Shortly before 8 a.m. Sunday, Dec. 7, Mr. Alsop and his shipmates, who were some distance offshore, could see waves of Japanese aircraft over Pearl Harbor.

"We knew we were in trouble because we were within the three-mile area of the harbor and we could see many planes with that famous 'red ball' - the Rising Sun - the symbol on the tails and wings of the Japanese planes, and they were dropping bombs and torpedoes from the sky," he recalled.

Adding to the crew's worries was the fact that the Boggs did not carry any armament. It was, after the attack, outfitted with four 3-inch guns, Mr. Alsop wrote.

In a 1996 interview with The Baltimore Sun, Mr. Alsop said, "We could see what was going on, the planes flying over and the fire and smoke. We dropped depth charges once or twice, but I don't know if anything was there."

The Boggs was the first ship to enter the harbor after the attack ended.

"Everything was still burning when we came in; it was a sight I'll never forget," he said in the 1996 interview.

In his memoir written for the Indiana high school students, Mr. Alsop described the scene as the Boggs slowly steamed into Pearl Harbor as one of "utter confusion."

"Ships were burning, half of them up on the beach; motor launches were in the water picking up people, and smoke and fire was everywhere," he wrote. "It was total devastation. ... The Arizona had been sunk, and the smell of fumes and smoke lingered everywhere."

The Boggs' task was to make sure there were no mines in the harbor endangering ships attempting to leave or enter.

Mr. Alsop wrote: "We were lucky. There were no mines."

In response to a student question about how he felt after the attack, Mr. Alsop wrote, "We didn't feel safe and comfortable for a long time. I do remember that night after the attack, none of us felt safe sleeping below deck, because we had heard talk that the Japanese had two-man submarines in their possession, and nobody wanted to be below deck and get torpedoed."

Mr. Alsop explained that if his ship had been torpedoed, they would have had a better chance of survival being topside and jumping over the side.

"We used our shoes as pillows and slept up on the steel deck for a long time."

Later in the war, Mr. Alsop joined the crew of the destroyer USS Frankford - nicknamed "Hot Dog" - in the Atlantic.

On D-Day - June 6, 1944 - the Frankford, which was 1,000 yards offshore, was to provide coverage for the U.S. troops who had successfully landed on the beach at Normandy.

"As the brave infantrymen crept up the hills toward the firing guns of the enemy, they would report back specific locations of the enemy gun batteries, and they would tell us where to fire," he wrote.

Though the ship was dangerously close to the shore and vulnerable to the German artillery batteries, Mr. Alsop wrote, "We did what we knew we were there to do - it was our job.

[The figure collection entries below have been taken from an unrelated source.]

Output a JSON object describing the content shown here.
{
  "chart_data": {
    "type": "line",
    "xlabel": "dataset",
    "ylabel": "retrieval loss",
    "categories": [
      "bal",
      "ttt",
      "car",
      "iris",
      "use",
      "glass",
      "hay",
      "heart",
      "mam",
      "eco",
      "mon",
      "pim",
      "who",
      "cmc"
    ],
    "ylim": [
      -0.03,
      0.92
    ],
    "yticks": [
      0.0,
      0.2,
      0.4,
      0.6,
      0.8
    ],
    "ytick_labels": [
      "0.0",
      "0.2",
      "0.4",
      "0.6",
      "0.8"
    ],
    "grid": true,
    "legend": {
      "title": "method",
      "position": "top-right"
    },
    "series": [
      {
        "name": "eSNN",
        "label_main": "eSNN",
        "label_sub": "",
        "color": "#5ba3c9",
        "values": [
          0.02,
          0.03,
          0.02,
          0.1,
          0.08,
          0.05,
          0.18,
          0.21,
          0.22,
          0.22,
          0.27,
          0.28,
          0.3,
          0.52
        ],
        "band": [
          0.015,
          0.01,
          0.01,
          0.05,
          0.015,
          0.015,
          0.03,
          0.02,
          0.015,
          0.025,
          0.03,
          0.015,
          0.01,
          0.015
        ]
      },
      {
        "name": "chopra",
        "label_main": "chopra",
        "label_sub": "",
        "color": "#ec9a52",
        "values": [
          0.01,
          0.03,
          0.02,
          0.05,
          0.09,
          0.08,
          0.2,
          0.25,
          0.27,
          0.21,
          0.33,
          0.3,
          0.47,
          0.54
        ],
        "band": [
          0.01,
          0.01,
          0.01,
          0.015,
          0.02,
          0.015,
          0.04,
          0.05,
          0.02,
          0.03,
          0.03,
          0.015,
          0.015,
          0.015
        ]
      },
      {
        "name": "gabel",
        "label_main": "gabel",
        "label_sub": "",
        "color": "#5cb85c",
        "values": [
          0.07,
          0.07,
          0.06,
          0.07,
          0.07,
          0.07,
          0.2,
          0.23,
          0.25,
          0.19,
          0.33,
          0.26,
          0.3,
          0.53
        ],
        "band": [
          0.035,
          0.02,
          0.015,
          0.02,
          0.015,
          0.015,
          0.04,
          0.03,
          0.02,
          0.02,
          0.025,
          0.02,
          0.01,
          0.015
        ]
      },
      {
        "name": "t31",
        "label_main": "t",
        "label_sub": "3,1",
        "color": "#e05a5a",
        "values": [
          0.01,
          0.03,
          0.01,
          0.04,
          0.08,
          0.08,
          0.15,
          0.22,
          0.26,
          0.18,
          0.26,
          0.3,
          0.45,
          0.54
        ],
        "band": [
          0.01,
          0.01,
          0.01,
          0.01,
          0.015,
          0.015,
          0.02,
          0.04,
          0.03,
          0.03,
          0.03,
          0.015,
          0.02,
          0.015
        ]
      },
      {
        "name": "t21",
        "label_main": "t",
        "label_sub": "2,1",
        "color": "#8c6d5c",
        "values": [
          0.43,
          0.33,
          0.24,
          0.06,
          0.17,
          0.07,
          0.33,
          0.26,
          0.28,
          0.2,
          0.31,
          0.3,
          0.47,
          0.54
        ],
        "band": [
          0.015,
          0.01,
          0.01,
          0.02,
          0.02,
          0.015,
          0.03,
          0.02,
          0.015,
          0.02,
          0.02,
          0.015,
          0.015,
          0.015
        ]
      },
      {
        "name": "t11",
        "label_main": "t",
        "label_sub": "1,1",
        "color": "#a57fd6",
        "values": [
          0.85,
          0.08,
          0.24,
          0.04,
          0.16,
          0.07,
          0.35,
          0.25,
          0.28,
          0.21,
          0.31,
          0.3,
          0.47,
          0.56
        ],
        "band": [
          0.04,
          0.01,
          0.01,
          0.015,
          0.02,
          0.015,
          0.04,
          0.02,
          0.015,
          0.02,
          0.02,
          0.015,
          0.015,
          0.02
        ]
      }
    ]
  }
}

"To give you a personal example of the intensity of this battle, one of my fellow mates began the day with thick, coal black hair, and by that evening his hair was totally white," he wrote.

Reflecting on his wartime career, Mr. Alsop wrote to the students that he was "personally more affected by the Normandy invasion," yet acknowledged that the two historic events he participated in "helped mold me into the man I am today."